As with most research, there was not one ‘aha’ moment. Blobel fretted about ugly facts that could destroy his beautiful hypothesis. Perhaps the protein did not enter the secretory pathway, it was just stuck on the outside? Maybe the tests he was using to determine whether the protein entered the pathway were faulty? Two papers, published with cell biologist Bernhard Dobberstein in the Journal of Cell Biology in 1975, set out crucial experimental evidence amid a flurry of controls.
The assays Blobel had developed using mainly mammalian components were quickly used to identify the signals that dispatch proteins to other cell compartments — such as mitochondria, and to chloroplasts in plant cells — and to identify similar systems in yeast and bacteria. The assays were applied to proteins to be secreted and those that would end up spanning membranes. The system was highly conserved: a mixture of human mRNA encoding a secretory protein, ribosomes from rabbit blood and membranes from yeast could synthesize the human protein. The impact of Blobel’s work cannot be overstated.

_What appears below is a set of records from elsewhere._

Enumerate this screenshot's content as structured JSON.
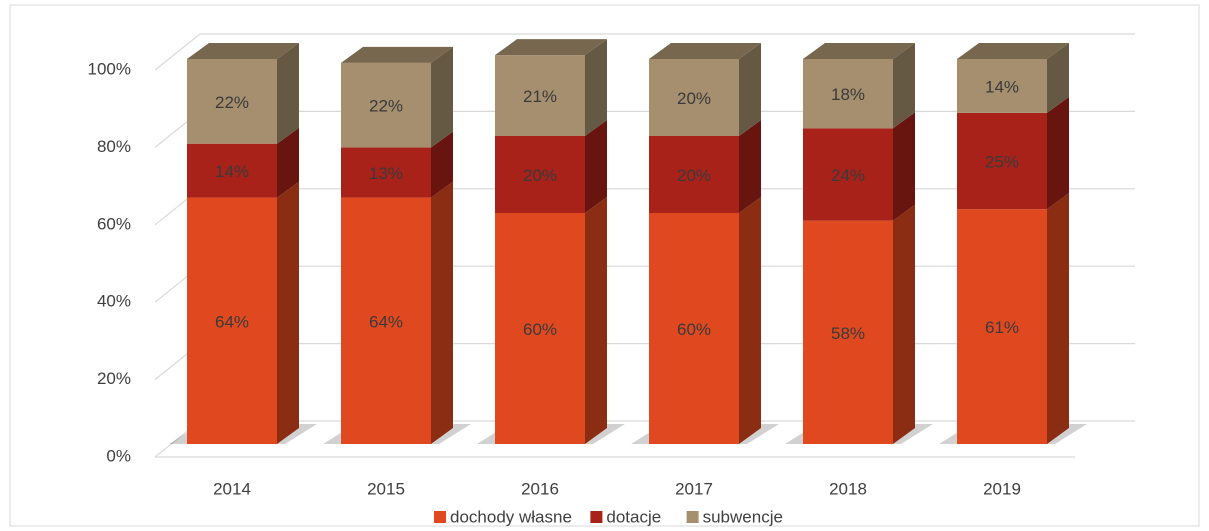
{
  "chart_data": {
    "type": "bar",
    "stacked": true,
    "categories": [
      "2014",
      "2015",
      "2016",
      "2017",
      "2018",
      "2019"
    ],
    "series": [
      {
        "name": "dochody własne",
        "color": "#e0491f",
        "values": [
          64,
          64,
          60,
          60,
          58,
          61
        ],
        "value_labels": [
          "64%",
          "64%",
          "60%",
          "60%",
          "58%",
          "61%"
        ]
      },
      {
        "name": "dotacje",
        "color": "#a82219",
        "values": [
          14,
          13,
          20,
          20,
          24,
          25
        ],
        "value_labels": [
          "14%",
          "13%",
          "20%",
          "20%",
          "24%",
          "25%"
        ]
      },
      {
        "name": "subwencje",
        "color": "#a58f6e",
        "values": [
          22,
          22,
          21,
          20,
          18,
          14
        ],
        "value_labels": [
          "22%",
          "22%",
          "21%",
          "20%",
          "18%",
          "14%"
        ]
      }
    ],
    "ylim": [
      0,
      100
    ],
    "yticks": [
      {
        "value": 0,
        "label": "0%"
      },
      {
        "value": 20,
        "label": "20%"
      },
      {
        "value": 40,
        "label": "40%"
      },
      {
        "value": 60,
        "label": "60%"
      },
      {
        "value": 80,
        "label": "80%"
      },
      {
        "value": 100,
        "label": "100%"
      }
    ],
    "grid": true,
    "legend": "bottom"
  }
}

Blobel’s career was filled with audacious speculations. “I always imagined how things would be,” he once said. For him, the thrill was the experimental chase. Yet he cautioned trainees to be ready to abandon their fantasies, “when data come which aren’t compatible”. His speculations concerned the regulation of gene expression, the channels through which proteins crossed membranes and the pores that are the gateway into the cell’s nucleus.

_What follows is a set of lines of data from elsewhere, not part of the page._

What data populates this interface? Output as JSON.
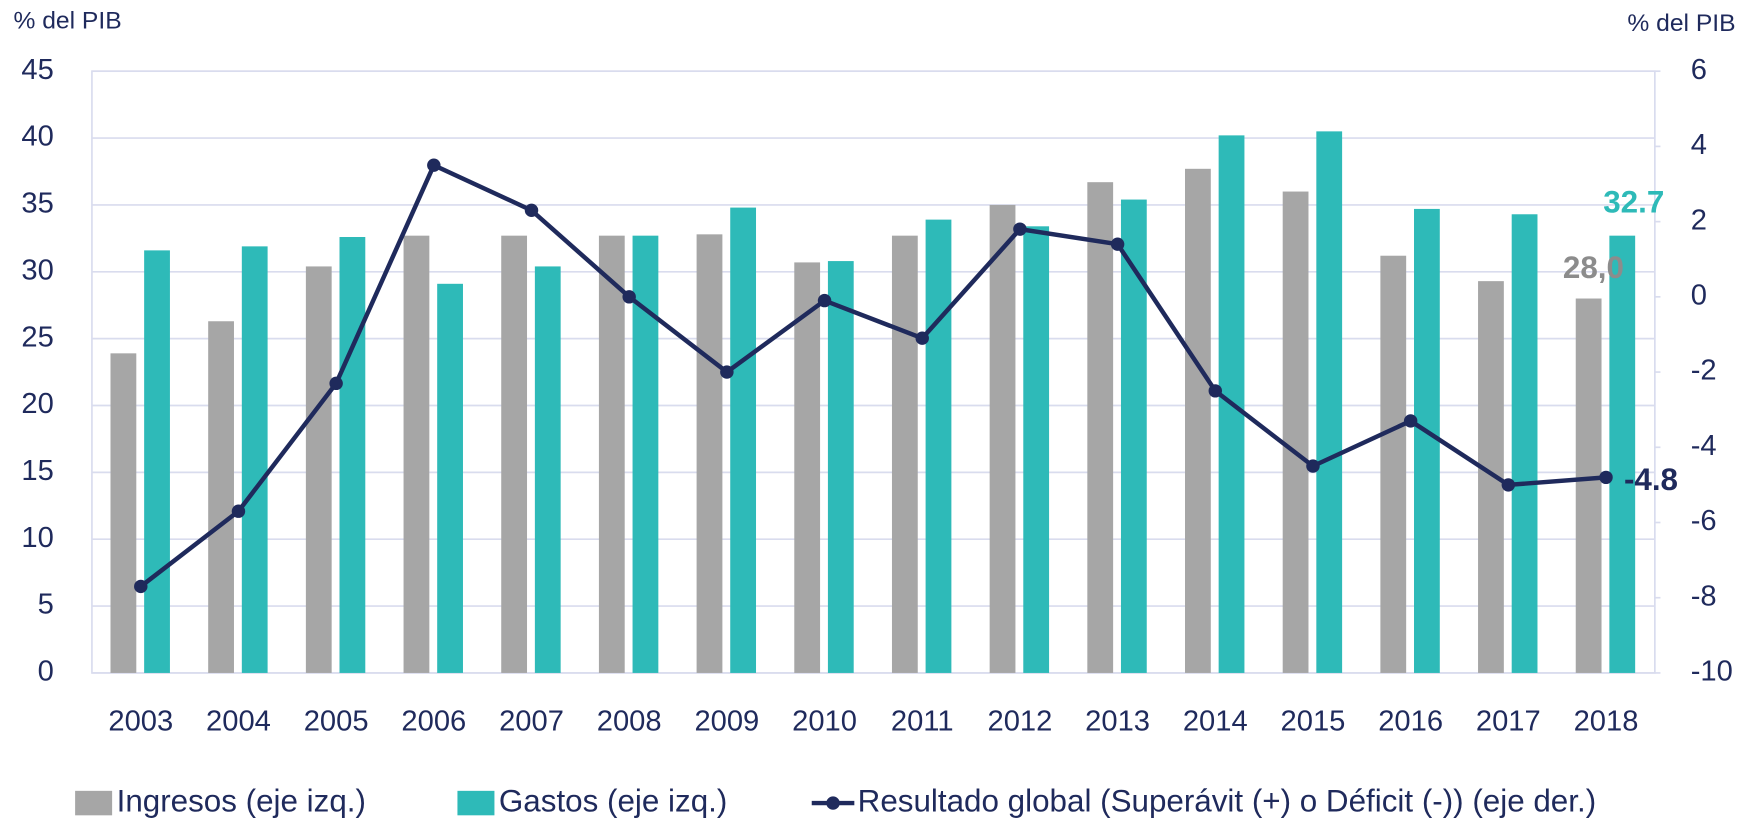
{
  "chart_data": {
    "type": "bar_line",
    "y_label": "% del PIB",
    "y2_label": "% del PIB",
    "categories": [
      "2003",
      "2004",
      "2005",
      "2006",
      "2007",
      "2008",
      "2009",
      "2010",
      "2011",
      "2012",
      "2013",
      "2014",
      "2015",
      "2016",
      "2017",
      "2018"
    ],
    "series": [
      {
        "name": "Ingresos (eje izq.)",
        "color": "#a6a6a6",
        "type": "bar",
        "values": [
          23.9,
          26.3,
          30.4,
          32.7,
          32.7,
          32.7,
          32.8,
          30.7,
          32.7,
          35.0,
          36.7,
          37.7,
          36.0,
          31.2,
          29.3,
          28.0
        ],
        "value_labels": [
          null,
          null,
          null,
          null,
          null,
          null,
          null,
          null,
          null,
          null,
          null,
          null,
          null,
          null,
          null,
          "28,0"
        ]
      },
      {
        "name": "Gastos (eje izq.)",
        "color": "#2ebab8",
        "type": "bar",
        "values": [
          31.6,
          31.9,
          32.6,
          29.1,
          30.4,
          32.7,
          34.8,
          30.8,
          33.9,
          33.4,
          35.4,
          40.2,
          40.5,
          34.7,
          34.3,
          32.7
        ]
      },
      {
        "name": "Resultado global (Superávit (+) o Déficit (-)) (eje der.)",
        "color": "#1f2a5c",
        "type": "line",
        "axis": "y2",
        "values": [
          -7.7,
          -5.7,
          -2.3,
          3.5,
          2.3,
          0.0,
          -2.0,
          -0.1,
          -1.1,
          1.8,
          1.4,
          -2.5,
          -4.5,
          -3.3,
          -5.0,
          -4.8
        ]
      }
    ],
    "ylim": [
      0,
      45
    ],
    "yticks": [
      0,
      5,
      10,
      15,
      20,
      25,
      30,
      35,
      40,
      45
    ],
    "y2lim": [
      -10,
      6
    ],
    "y2ticks": [
      -10,
      -8,
      -6,
      -4,
      -2,
      0,
      2,
      4,
      6
    ],
    "grid": true,
    "legend": "bottom"
  }
}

When necessary for his work, he learnt yeast genetics, modern structural biology and electrophysiology. Inured to the ridicule of his speculations, he once said, “There is an internal revolt in me against conforming. After the war, my family lived in East Germany and that taught me that truth is the most holy and important thing in life.”
Blobel grew up in the Silesian village of Waltersdorf, where his father was a veterinary surgeon. As the Second World War was drawing to its end, when Blobel was 9, his family fled west, passing through Dresden. It was his first exposure to a big city. As an adult, he often recalled being entranced by the many spires and the magnificent cupola of the Frauenkirche. A few days later, he saw fire-bombing bring the church and city to ruin.
Blobel studied medicine in Germany, but grew frustrated that it treated symptoms rather than the causes of disease. He emigrated to the United States to do a PhD with Van R. Potter at the University of Wisconsin–Madison. There he succeeded in isolating the nucleus, which he investigated throughout his career with infectious enthusiasm. In his last years in the lab, he proposed large changes in the structures of the pores that regulate the passage of material in and out of the nucleus. He dubbed these changes ‘the ring cycle’, in tribute to the Wagnerian operas he enjoyed on rare outings from the Rockefeller campus.
Blobel was passionate about architecture — of cities as well as of cells. He donated his US$960,000 Nobel winnings to two extraordinary projects: the rebuilding of the bombed Frauenkirche, and of the Dresden synagogue, destroyed on Kristallnacht.
Debonair and jovial, Blobel appreciated repartee and a well-told tale. His wife, Laura Maioglio, was a frequent participant in Blobel lab functions and scientific affairs at Rockefeller. And Blobel held court in her famed restaurant on Broadway, Barbetta, debating literature, design, music and, of course, science. There, with his shock of white hair and emphatic gestures, he did recall the alchemists of old. Fittingly, his wizardry transformed our understanding of the cell.